On page 145 of the "Note Book", Risdon states that Lord Guy de Brian had "three sonnes, Sir Guy, Sir Philip and Sir William, which all died before their father."
Volume 9, (1916-17), p. 65.
THE ITINERARY OF JOHN LELAND.
Slaptoun, a praty College toward the shore, is almost in the Midle way betwixt Dertmouth and Saltcombe Haven; Guy Brien was Founder of this College.* Ther is a very large Poole at Slaton a 2. Miles in lenghth. Ther is but a Barre of Sand betwixt the Se and this Poole; the fresch Water drenith into the Se through the Sandy Bank, [but] the Waite of the Fresch Water and the Rage of the Se brekith sumtime this Sandy Bank. [There are] good Fisch in Slapton Poole.

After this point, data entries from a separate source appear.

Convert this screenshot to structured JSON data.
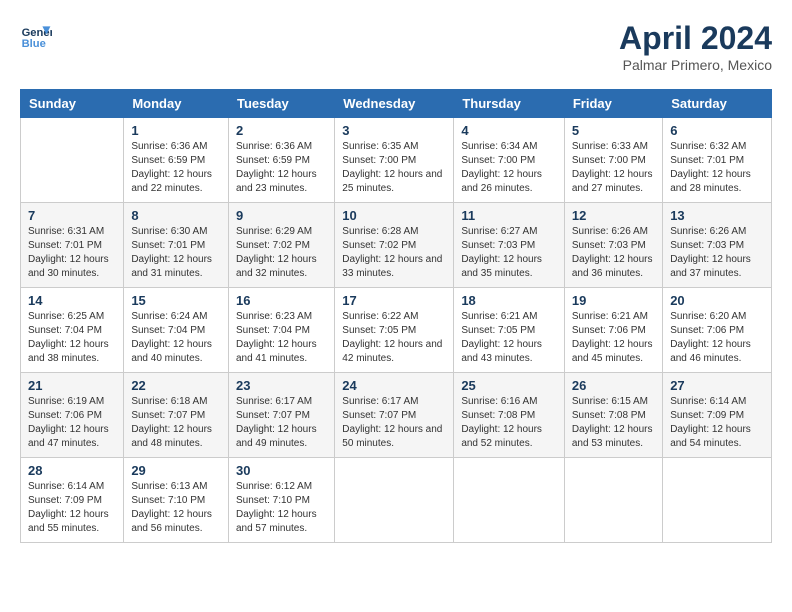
{
  "header": {
    "logo_line1": "General",
    "logo_line2": "Blue",
    "title": "April 2024",
    "location": "Palmar Primero, Mexico"
  },
  "weekdays": [
    "Sunday",
    "Monday",
    "Tuesday",
    "Wednesday",
    "Thursday",
    "Friday",
    "Saturday"
  ],
  "weeks": [
    [
      {
        "day": "",
        "sunrise": "",
        "sunset": "",
        "daylight": ""
      },
      {
        "day": "1",
        "sunrise": "Sunrise: 6:36 AM",
        "sunset": "Sunset: 6:59 PM",
        "daylight": "Daylight: 12 hours and 22 minutes."
      },
      {
        "day": "2",
        "sunrise": "Sunrise: 6:36 AM",
        "sunset": "Sunset: 6:59 PM",
        "daylight": "Daylight: 12 hours and 23 minutes."
      },
      {
        "day": "3",
        "sunrise": "Sunrise: 6:35 AM",
        "sunset": "Sunset: 7:00 PM",
        "daylight": "Daylight: 12 hours and 25 minutes."
      },
      {
        "day": "4",
        "sunrise": "Sunrise: 6:34 AM",
        "sunset": "Sunset: 7:00 PM",
        "daylight": "Daylight: 12 hours and 26 minutes."
      },
      {
        "day": "5",
        "sunrise": "Sunrise: 6:33 AM",
        "sunset": "Sunset: 7:00 PM",
        "daylight": "Daylight: 12 hours and 27 minutes."
      },
      {
        "day": "6",
        "sunrise": "Sunrise: 6:32 AM",
        "sunset": "Sunset: 7:01 PM",
        "daylight": "Daylight: 12 hours and 28 minutes."
      }
    ],
    [
      {
        "day": "7",
        "sunrise": "Sunrise: 6:31 AM",
        "sunset": "Sunset: 7:01 PM",
        "daylight": "Daylight: 12 hours and 30 minutes."
      },
      {
        "day": "8",
        "sunrise": "Sunrise: 6:30 AM",
        "sunset": "Sunset: 7:01 PM",
        "daylight": "Daylight: 12 hours and 31 minutes."
      },
      {
        "day": "9",
        "sunrise": "Sunrise: 6:29 AM",
        "sunset": "Sunset: 7:02 PM",
        "daylight": "Daylight: 12 hours and 32 minutes."
      },
      {
        "day": "10",
        "sunrise": "Sunrise: 6:28 AM",
        "sunset": "Sunset: 7:02 PM",
        "daylight": "Daylight: 12 hours and 33 minutes."
      },
      {
        "day": "11",
        "sunrise": "Sunrise: 6:27 AM",
        "sunset": "Sunset: 7:03 PM",
        "daylight": "Daylight: 12 hours and 35 minutes."
      },
      {
        "day": "12",
        "sunrise": "Sunrise: 6:26 AM",
        "sunset": "Sunset: 7:03 PM",
        "daylight": "Daylight: 12 hours and 36 minutes."
      },
      {
        "day": "13",
        "sunrise": "Sunrise: 6:26 AM",
        "sunset": "Sunset: 7:03 PM",
        "daylight": "Daylight: 12 hours and 37 minutes."
      }
    ],
    [
      {
        "day": "14",
        "sunrise": "Sunrise: 6:25 AM",
        "sunset": "Sunset: 7:04 PM",
        "daylight": "Daylight: 12 hours and 38 minutes."
      },
      {
        "day": "15",
        "sunrise": "Sunrise: 6:24 AM",
        "sunset": "Sunset: 7:04 PM",
        "daylight": "Daylight: 12 hours and 40 minutes."
      },
      {
        "day": "16",
        "sunrise": "Sunrise: 6:23 AM",
        "sunset": "Sunset: 7:04 PM",
        "daylight": "Daylight: 12 hours and 41 minutes."
      },
      {
        "day": "17",
        "sunrise": "Sunrise: 6:22 AM",
        "sunset": "Sunset: 7:05 PM",
        "daylight": "Daylight: 12 hours and 42 minutes."
      },
      {
        "day": "18",
        "sunrise": "Sunrise: 6:21 AM",
        "sunset": "Sunset: 7:05 PM",
        "daylight": "Daylight: 12 hours and 43 minutes."
      },
      {
        "day": "19",
        "sunrise": "Sunrise: 6:21 AM",
        "sunset": "Sunset: 7:06 PM",
        "daylight": "Daylight: 12 hours and 45 minutes."
      },
      {
        "day": "20",
        "sunrise": "Sunrise: 6:20 AM",
        "sunset": "Sunset: 7:06 PM",
        "daylight": "Daylight: 12 hours and 46 minutes."
      }
    ],
    [
      {
        "day": "21",
        "sunrise": "Sunrise: 6:19 AM",
        "sunset": "Sunset: 7:06 PM",
        "daylight": "Daylight: 12 hours and 47 minutes."
      },
      {
        "day": "22",
        "sunrise": "Sunrise: 6:18 AM",
        "sunset": "Sunset: 7:07 PM",
        "daylight": "Daylight: 12 hours and 48 minutes."
      },
      {
        "day": "23",
        "sunrise": "Sunrise: 6:17 AM",
        "sunset": "Sunset: 7:07 PM",
        "daylight": "Daylight: 12 hours and 49 minutes."
      },
      {
        "day": "24",
        "sunrise": "Sunrise: 6:17 AM",
        "sunset": "Sunset: 7:07 PM",
        "daylight": "Daylight: 12 hours and 50 minutes."
      },
      {
        "day": "25",
        "sunrise": "Sunrise: 6:16 AM",
        "sunset": "Sunset: 7:08 PM",
        "daylight": "Daylight: 12 hours and 52 minutes."
      },
      {
        "day": "26",
        "sunrise": "Sunrise: 6:15 AM",
        "sunset": "Sunset: 7:08 PM",
        "daylight": "Daylight: 12 hours and 53 minutes."
      },
      {
        "day": "27",
        "sunrise": "Sunrise: 6:14 AM",
        "sunset": "Sunset: 7:09 PM",
        "daylight": "Daylight: 12 hours and 54 minutes."
      }
    ],
    [
      {
        "day": "28",
        "sunrise": "Sunrise: 6:14 AM",
        "sunset": "Sunset: 7:09 PM",
        "daylight": "Daylight: 12 hours and 55 minutes."
      },
      {
        "day": "29",
        "sunrise": "Sunrise: 6:13 AM",
        "sunset": "Sunset: 7:10 PM",
        "daylight": "Daylight: 12 hours and 56 minutes."
      },
      {
        "day": "30",
        "sunrise": "Sunrise: 6:12 AM",
        "sunset": "Sunset: 7:10 PM",
        "daylight": "Daylight: 12 hours and 57 minutes."
      },
      {
        "day": "",
        "sunrise": "",
        "sunset": "",
        "daylight": ""
      },
      {
        "day": "",
        "sunrise": "",
        "sunset": "",
        "daylight": ""
      },
      {
        "day": "",
        "sunrise": "",
        "sunset": "",
        "daylight": ""
      },
      {
        "day": "",
        "sunrise": "",
        "sunset": "",
        "daylight": ""
      }
    ]
  ]
}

* Sir Guy de Brian, in 1373, founded in a chapel erected near the parish church, a collegiate chantry in honour of our Lady. As to the precise number of the clergy to be employed in the service of this college, the recorded documents are not altogether reconcileable. (Oliver, Monasticon Exon., 322.) Lysons gives the number as a rector and five fellows, and four clerks. (Devon, 452.)
Volume 10, 1918-19, p. 7.
Haccombe.- On the north side of the church are four sepulchral arches, in one of which is a coffin-shaped stone with a cross, conjectured by Oliver to be the grave stone of Robert de Pyl, clericus, whose name occurs in the foundation deed of the Arch-presbytery, of which he was probably one of the benefactors. He was instituted rector of Torbrian 10 July 1317, on the presentation of Guy de Brian; on his resignation of William de Pyl, probably a kinsman, succeeded 23 Jan 1337-8; patron Sir Guy de Brian. The Arch-presbytery of Haccombe was founded in 1337, and his name was to be mentioned in the daily masses. There is, however, nothing actually to connect the stone with him, nor any reason for supposing that he was buried there.